POLITICS

Corruption scandals in Spain shake Mediterranean geopolitics

The Spanish government and state institutions are under investigation by special operational units of the Civil Guard, Judicial Police, and other anti-corruption bodies.

Prime Minister Pedro Sánchez, as head of the Spanish government and Secretary General of the Socialist Workers’ Party (PSOE), in power since June 2018, is seen as a potential key figure in the corruption scandals affecting his party, the government, and his immediate family—his wife Begoña Gómez, his brother David Sánchez, and other relatives—by both the political and parliamentary opposition and prominent members of the judiciary.

The last two PSOE Organization Secretaries, José Luis Ábalos and Santos Cerdán, are suspected of organizing large-scale corruption and receiving commissions for awarding million-euro contracts to Spanish and foreign companies—including those from Algeria and Morocco. Both were forced to resign from their posts in the party, the government, and the presidential office at La Moncloa.

These are not minor scandals involving “close friends of Sánchez” but major ones, with the top leadership of the PSOE and the Moncloa network at their core.

While Sánchez is the chief executive, the two men—Ábalos and Cerdán—have handled the corruption schemes and internal political balances that enabled the coalition to gain and maintain power for two consecutive terms.

The PSOE did not win the 2018 general election; it came second in votes and seats. The Popular Party won but failed to form a coalition. Sánchez, instead, allied with Podemos and secured parliamentary support from various Basque, Catalan, republican, and regionalist groups, forming a majority in the Congress.

However, the main scandal lies within the PSOE. According to investigators, the party holds 482 bank accounts in 35 banks and 62 safety deposit boxes. Judicial authorities have requested intervention.

These ongoing corruption scandals, likely to bring prominent political and business figures to trial, are not the first in Spain but may have the most devastating effects on its international role, especially within the EU and Mediterranean geopolitics.

Sánchez’s refusal to call early elections—despite demands from the opposition and sectors of his own party and government—raises fears of worse to come.

The “Sánchez network” is compared to corruption cases involving Nicolas Sarkozy in 2016 and Bettino Craxi in the 1990s. Sarkozy was convicted of attempting to bribe Supreme Court judges, and Sánchez is suspected of strongly defending the Attorney General. Craxi was convicted of bribery and went into exile in Tunisia, where he died in 2000.

In Italy, Craxi resigned before trial. In France, Sarkozy was pushed out by his party. In Spain, Sánchez clings to power—but may meet the same fate.

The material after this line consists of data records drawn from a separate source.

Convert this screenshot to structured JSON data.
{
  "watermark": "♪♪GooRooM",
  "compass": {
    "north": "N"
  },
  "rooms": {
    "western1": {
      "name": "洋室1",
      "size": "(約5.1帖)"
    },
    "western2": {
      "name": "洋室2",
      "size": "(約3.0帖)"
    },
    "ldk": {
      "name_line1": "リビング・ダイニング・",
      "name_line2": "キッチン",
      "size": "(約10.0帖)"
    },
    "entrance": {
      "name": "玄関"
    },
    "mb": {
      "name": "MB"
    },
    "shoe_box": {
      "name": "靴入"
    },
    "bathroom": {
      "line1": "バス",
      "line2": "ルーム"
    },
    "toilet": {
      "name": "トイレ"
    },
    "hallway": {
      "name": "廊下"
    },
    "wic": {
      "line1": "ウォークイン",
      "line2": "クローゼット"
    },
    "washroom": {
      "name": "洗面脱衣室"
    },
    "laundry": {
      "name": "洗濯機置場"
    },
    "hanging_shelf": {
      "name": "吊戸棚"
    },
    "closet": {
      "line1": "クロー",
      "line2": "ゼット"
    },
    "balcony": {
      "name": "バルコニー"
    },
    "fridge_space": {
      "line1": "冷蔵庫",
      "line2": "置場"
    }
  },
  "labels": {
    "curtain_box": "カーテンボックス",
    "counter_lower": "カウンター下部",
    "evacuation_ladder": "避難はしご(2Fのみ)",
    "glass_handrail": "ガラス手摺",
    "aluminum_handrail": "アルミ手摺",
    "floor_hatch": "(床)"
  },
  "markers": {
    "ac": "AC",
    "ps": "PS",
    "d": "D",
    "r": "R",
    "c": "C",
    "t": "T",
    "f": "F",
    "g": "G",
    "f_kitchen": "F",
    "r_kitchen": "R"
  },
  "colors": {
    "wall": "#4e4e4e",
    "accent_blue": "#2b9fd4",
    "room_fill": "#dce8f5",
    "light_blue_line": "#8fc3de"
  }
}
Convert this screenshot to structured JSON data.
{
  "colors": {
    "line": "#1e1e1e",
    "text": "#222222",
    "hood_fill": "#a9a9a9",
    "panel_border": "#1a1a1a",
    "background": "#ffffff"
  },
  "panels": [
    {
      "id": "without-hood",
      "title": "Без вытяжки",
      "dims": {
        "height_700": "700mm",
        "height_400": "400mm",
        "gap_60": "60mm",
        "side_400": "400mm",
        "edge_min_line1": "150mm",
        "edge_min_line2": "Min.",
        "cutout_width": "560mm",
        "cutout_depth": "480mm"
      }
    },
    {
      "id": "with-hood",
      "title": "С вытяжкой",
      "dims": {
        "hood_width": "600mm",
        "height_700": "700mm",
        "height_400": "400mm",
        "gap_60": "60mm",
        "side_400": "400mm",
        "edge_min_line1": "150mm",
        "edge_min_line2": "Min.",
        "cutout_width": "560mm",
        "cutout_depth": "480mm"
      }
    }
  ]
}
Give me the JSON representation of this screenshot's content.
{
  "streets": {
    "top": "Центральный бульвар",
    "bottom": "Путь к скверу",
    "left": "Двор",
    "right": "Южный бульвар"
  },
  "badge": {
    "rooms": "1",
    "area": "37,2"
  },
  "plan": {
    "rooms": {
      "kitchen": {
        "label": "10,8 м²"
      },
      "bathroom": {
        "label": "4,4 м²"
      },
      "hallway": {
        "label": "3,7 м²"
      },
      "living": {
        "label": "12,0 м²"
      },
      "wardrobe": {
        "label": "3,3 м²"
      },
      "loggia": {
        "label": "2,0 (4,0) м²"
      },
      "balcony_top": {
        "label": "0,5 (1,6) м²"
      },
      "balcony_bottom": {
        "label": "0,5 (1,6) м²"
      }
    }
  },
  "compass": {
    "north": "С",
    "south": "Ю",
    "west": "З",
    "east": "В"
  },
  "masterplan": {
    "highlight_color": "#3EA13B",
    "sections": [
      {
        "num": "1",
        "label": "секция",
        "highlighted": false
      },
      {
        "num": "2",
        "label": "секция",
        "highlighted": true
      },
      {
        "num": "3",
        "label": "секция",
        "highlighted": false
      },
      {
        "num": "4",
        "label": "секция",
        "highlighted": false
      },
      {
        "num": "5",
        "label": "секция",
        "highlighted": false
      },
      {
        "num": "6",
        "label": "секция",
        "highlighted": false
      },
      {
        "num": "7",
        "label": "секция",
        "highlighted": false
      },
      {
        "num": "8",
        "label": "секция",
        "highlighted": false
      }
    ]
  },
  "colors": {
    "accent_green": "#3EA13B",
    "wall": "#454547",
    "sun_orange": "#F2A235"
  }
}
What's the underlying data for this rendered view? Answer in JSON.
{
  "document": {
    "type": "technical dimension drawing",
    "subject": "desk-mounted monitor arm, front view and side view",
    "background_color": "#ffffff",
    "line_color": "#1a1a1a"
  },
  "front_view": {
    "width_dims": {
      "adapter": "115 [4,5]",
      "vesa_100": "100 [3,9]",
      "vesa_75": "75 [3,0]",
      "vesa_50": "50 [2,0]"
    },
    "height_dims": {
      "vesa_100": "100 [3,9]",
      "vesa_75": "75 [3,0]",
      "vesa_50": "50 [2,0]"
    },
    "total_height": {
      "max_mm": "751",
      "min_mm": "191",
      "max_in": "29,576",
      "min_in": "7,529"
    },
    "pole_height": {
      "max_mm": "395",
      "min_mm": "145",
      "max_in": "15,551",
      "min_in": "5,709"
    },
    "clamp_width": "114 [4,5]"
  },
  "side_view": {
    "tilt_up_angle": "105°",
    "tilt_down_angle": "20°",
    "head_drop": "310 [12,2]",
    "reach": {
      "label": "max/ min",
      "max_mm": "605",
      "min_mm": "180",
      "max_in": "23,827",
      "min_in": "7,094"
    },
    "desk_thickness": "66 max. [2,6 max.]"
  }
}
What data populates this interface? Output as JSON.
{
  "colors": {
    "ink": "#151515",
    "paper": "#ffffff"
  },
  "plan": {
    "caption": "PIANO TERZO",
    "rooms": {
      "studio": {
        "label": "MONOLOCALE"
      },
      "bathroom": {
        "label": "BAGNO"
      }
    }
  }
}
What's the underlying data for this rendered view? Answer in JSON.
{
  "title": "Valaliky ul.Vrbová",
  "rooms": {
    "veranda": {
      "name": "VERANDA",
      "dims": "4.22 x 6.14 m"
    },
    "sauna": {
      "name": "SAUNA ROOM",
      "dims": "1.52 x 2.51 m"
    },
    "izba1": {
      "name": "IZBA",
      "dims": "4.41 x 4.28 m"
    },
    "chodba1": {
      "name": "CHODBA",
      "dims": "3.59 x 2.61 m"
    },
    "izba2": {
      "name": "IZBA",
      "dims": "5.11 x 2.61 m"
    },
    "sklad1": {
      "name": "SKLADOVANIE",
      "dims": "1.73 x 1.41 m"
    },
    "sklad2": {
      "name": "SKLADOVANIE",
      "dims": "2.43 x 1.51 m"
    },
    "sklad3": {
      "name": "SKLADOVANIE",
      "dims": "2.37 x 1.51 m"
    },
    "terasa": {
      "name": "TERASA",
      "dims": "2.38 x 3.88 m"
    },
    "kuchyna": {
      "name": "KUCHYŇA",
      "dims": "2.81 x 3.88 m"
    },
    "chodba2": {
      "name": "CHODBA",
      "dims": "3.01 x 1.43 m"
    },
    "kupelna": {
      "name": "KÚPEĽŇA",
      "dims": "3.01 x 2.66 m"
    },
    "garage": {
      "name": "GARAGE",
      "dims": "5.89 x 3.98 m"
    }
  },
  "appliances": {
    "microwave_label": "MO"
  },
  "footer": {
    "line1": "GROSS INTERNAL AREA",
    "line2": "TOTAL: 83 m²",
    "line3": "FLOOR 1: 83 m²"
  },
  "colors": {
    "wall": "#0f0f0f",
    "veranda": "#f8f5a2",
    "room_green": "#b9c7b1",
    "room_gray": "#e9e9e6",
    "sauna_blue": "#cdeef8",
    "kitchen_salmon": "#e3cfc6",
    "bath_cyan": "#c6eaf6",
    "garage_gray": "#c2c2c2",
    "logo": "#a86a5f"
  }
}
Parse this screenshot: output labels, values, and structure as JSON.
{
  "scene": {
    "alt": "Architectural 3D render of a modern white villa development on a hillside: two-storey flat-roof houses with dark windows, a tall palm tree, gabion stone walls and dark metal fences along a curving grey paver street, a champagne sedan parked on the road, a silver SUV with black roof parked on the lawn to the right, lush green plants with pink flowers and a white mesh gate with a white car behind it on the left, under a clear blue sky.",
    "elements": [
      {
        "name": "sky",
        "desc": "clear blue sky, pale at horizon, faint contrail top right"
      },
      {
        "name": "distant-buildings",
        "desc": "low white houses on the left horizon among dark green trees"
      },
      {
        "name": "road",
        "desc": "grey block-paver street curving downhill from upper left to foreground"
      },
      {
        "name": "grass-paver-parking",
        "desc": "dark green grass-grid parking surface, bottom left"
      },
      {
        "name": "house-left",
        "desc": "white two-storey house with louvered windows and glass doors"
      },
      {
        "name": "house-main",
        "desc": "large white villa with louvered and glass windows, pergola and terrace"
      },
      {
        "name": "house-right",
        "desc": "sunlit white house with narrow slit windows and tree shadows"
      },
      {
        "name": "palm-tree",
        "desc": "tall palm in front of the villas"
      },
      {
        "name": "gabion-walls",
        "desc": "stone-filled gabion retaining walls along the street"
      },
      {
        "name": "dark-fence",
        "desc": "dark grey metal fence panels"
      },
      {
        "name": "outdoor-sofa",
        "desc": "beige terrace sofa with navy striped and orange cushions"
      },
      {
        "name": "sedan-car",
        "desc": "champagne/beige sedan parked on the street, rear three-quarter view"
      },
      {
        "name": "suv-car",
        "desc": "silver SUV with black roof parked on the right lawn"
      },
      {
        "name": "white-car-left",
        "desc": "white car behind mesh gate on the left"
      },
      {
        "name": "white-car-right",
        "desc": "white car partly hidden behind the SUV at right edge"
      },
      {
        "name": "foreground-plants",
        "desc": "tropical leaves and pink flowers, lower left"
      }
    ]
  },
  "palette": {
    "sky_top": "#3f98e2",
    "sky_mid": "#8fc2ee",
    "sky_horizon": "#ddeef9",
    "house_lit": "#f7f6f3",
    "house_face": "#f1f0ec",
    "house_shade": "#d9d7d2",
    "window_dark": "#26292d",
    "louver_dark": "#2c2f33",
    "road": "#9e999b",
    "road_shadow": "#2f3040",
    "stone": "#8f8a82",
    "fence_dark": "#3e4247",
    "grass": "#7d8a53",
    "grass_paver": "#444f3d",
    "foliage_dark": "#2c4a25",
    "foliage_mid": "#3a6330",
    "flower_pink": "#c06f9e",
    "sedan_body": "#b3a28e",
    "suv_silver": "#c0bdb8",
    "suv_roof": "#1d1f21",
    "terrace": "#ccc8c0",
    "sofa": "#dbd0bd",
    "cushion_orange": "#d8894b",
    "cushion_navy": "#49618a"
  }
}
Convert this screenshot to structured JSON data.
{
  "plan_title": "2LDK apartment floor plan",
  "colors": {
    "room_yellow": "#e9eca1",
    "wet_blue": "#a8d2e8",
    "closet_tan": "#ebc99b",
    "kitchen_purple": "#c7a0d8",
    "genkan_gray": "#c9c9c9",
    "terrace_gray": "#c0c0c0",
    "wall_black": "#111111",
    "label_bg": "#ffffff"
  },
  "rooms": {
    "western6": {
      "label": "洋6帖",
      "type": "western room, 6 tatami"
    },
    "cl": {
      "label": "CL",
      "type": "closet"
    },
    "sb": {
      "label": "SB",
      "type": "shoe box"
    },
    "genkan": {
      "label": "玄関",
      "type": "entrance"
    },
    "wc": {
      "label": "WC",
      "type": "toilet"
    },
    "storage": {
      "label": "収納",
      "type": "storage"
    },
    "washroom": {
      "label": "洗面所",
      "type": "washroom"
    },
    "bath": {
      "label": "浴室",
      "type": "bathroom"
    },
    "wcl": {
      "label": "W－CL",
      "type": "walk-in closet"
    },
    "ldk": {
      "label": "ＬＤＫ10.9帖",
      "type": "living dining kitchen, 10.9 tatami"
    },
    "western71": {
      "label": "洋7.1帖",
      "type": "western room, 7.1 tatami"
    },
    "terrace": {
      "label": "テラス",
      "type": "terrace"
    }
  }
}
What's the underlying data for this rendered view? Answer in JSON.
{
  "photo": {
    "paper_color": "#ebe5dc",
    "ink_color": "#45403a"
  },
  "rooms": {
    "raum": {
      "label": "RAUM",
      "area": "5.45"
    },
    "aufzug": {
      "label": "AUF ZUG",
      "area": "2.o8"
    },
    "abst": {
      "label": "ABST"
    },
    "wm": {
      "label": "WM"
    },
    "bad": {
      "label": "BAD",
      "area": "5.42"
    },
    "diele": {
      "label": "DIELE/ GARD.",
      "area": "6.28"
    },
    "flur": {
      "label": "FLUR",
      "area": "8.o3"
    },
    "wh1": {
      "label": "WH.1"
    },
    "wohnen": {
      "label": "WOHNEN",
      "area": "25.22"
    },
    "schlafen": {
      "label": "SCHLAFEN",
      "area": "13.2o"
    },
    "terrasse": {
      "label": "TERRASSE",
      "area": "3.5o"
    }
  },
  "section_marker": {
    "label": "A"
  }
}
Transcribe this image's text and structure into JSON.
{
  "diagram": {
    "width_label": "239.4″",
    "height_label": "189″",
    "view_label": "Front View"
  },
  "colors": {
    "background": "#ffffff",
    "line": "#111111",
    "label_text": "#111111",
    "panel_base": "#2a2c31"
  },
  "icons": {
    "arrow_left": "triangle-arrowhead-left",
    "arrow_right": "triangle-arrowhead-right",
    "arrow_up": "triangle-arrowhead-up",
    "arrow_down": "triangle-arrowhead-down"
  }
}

The key difference lies in geopolitical impact. The French and Italian crises had little effect on Mediterranean relations, largely maintained through the 5+5 Dialogue (Portugal, Spain, France, Italy, Malta + Mauritania, Morocco, Algeria, Tunisia, Libya) and the Union for the Mediterranean, based in Barcelona and uniting 43 nations.

Although the last major summit was in 2003, specialized commissions (economy, trade, migration, defense…) have continued functioning.

The potential collapse of Sánchez’s network may deeply affect Mediterranean balance, as he has personally made the most crucial decisions.

He accepted Morocco’s autonomy plan for Western Sahara without consulting the Spanish government or parliament—triggering a crisis with Algeria.

He recognized Palestine and froze relations with Israel, upsetting the EU, US, France, Italy, Morocco, and Mauritania. This cost Spain its role as mediator in the Israeli-Palestinian conflict.

He also tried and failed to rally Europe against Donald Trump. Finally, he pushed the EU into strong military support for Ukraine, straining relations with the Mediterranean and African South.

If the opposition (Popular Party) regains power, ties with North Africa may shift. Morocco will seek to rebalance ties with Madrid, while Algeria may emerge from diplomatic isolation, possibly restoring the golden age of relations under Bouteflika and Aznar—provided both governments act wisely.

This shift wouldn’t necessarily harm ties with Morocco. Both Spain and Algeria can benefit from pragmatic relations with the Kingdom—if intelligence and public interest prevail.